Instagram ve Facebook sayfalarımda belirttiğim üzere hâlâ Kaş'tayım ama "İstanbul'da olsam kesin giderdim" dediğim etkinlikleri sizlerle paylaşmaya karar verdim. Ah bir de okuduğum ve bayıldığım kitapları yine içlerinden birkaç alıntı da olsa sadece yazacağım, çünkü sonra bakıp da nasıl duygularla okuduğumu hatırlaması çok keyifli oluyor. Yani kısacası galiba kendi arşivim olarak blog yazma alışkanlığımı özlemişim. En azından sonbahar-kış dönemlerinde burayı biraz doldurayım, yazın yeniden Kaş Crush'la dolar, coşar taşarım. :)
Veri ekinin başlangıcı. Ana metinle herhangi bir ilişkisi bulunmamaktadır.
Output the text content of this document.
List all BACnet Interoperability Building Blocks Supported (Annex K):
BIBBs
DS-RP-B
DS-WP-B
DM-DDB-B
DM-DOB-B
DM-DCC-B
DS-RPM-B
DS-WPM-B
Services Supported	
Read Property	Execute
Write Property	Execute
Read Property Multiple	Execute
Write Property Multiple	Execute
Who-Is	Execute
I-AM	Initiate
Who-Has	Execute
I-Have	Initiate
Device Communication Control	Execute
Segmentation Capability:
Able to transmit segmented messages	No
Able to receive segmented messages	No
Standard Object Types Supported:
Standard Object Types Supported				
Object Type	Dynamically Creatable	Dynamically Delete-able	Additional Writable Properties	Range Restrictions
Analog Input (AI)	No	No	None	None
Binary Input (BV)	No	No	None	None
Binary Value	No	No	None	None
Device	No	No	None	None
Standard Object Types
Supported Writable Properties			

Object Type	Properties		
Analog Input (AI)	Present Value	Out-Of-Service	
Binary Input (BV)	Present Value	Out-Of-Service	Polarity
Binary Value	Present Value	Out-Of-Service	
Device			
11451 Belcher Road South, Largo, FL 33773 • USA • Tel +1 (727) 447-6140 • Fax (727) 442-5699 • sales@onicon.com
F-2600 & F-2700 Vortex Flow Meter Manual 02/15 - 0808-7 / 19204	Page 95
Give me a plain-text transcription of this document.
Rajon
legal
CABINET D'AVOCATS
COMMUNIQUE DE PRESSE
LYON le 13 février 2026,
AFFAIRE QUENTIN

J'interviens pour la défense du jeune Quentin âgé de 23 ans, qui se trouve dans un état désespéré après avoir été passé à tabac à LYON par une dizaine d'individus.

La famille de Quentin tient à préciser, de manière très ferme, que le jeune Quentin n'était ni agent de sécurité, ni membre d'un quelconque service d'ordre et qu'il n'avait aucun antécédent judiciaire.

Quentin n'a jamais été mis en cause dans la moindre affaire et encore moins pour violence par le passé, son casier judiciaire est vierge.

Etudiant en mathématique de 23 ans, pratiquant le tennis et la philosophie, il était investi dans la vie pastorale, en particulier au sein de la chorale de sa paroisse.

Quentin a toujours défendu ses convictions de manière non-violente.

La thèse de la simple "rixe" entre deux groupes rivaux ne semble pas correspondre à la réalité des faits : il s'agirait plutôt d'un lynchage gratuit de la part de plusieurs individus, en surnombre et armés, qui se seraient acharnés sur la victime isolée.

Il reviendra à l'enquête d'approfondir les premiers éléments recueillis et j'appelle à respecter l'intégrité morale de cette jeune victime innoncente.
O zaman ilk haber gelsin. Hafta sonu Beyoğlu’na gidecekler için YKKSY Binası içinde üç sergi sizleri bekliyor:
1) İlki Lale Müldür’ün Milat sergisi. Basın bülteninden minik bir açıklamayı ve birkaç fotoğrafı sizlerle paylaşayım 👇
“22 Eylül – 31 Ekim 2020 tarihleri arasında gezilebilecek olan “Milat” sergisinde Lâle Müldür’ün şiirlerinin davet ettiği imgesel alanın renkleri, jestleri ve figürleri resimsel bir üretim içinde yeniden yorumlanıyor. Sergilenen resimlerde öne çıkan temel öğelerin başında figür geliyor. Bu figürlerin birçoğu şairin dostlarına ait portreler. Aynı zamanda bu portreler arasında şairin Albrecht Durer gibi ruhsal yakınlık kurduğu sanatçılar da var. Müldür’ün resimleri dostlarına, yakınlarına ithafla başlayan ya da onlara hitaben yazdığı şiirleriyle ortaklık taşıyor. Adını Lâle Müldür’ün son kitabı “Tehlikeliydi, Biliyordum”un ilk şiiri Milat’tan alan sergi, sanatçının üretiminde bir kırılma anını düşünmek arzusundan da besleniyor.”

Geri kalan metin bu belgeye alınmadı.